FlashAttention
Inference Optimization
A hardware-aware exact attention algorithm that computes attention with O(N) memory instead of O(N²) by leveraging GPU memory hierarchy (SRAM vs. HBM tiling) — delivering 2-4x wall-clock speedups with no approximation or quality loss.
Standard attention computes Q×K^T (an N×N matrix), applies softmax, then multiplies by V. This materializes the full N×N attention matrix in GPU HBM (slow global memory). FlashAttention (Dao et al., 2022) tiles the computation: it loads blocks of Q, K, V into SRAM (fast on-chip memory), computes partial attention for each block using online softmax (numerically stable incremental computation), and never materializes the full attention matrix. Result: O(N) memory, ~2-4x faster wall-clock time, numerically identical output. FlashAttention-2 (2023) improves parallelism and work partitioning. FlashAttention-3 (2024) adds FP8 support and targets Hopper GPUs. Available in PyTorch 2.0+ as `torch.nn.functional.scaled_dot_product_attention` with the `flash` backend.
Why Does This Exist?
FlashAttention delivers 2-4x wall-clock speedup and O(N) memory instead of O(N²) for the attention computation that dominates transformer inference and training cost. Because it is exact (not approximate), it provides pure efficiency gains with zero quality tradeoff. Its ubiquitous adoption means every modern model benefits from it — it effectively lowered the cost floor for the entire field.

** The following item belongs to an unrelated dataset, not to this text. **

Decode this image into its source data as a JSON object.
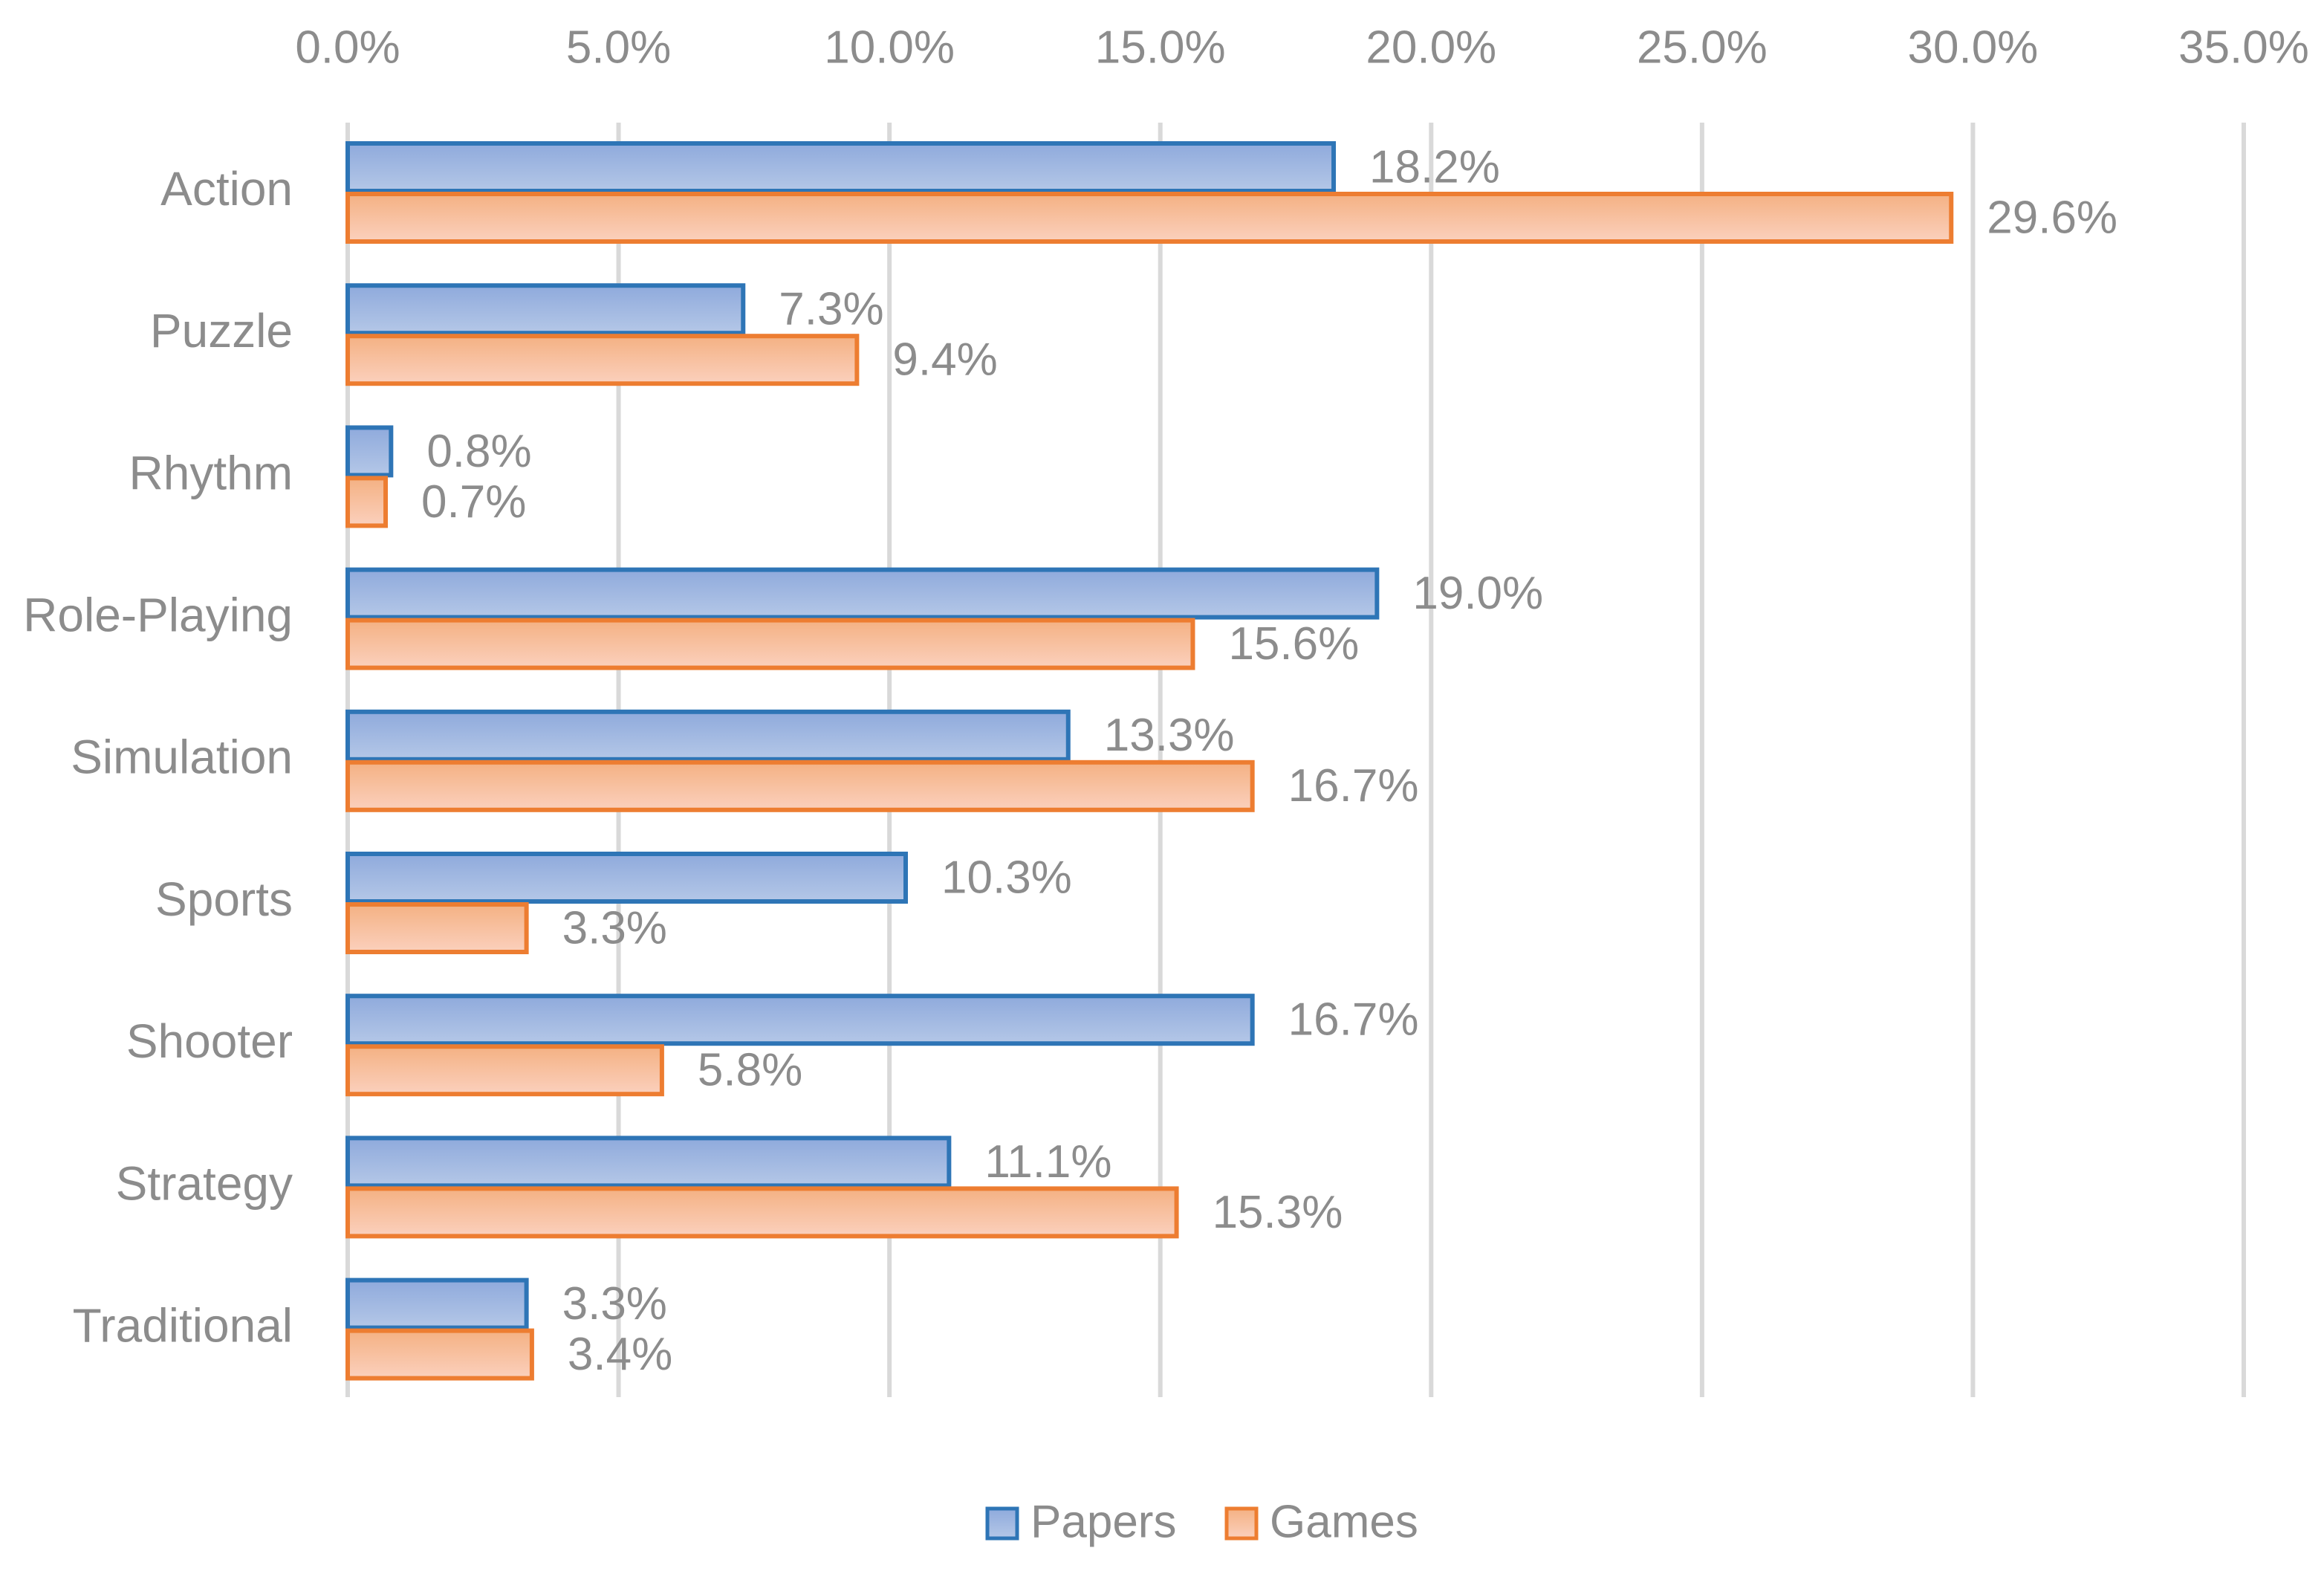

By reducing attention's memory footprint from O(N²) to O(N), FlashAttention made long context windows practically feasible. Models with 128K-1M token contexts (GPT-4, Claude, Gemini) would be economically unviable without it. Longer context directly enables new capabilities: processing entire codebases, books, document collections, and multi-turn agent interactions that were previously impossible.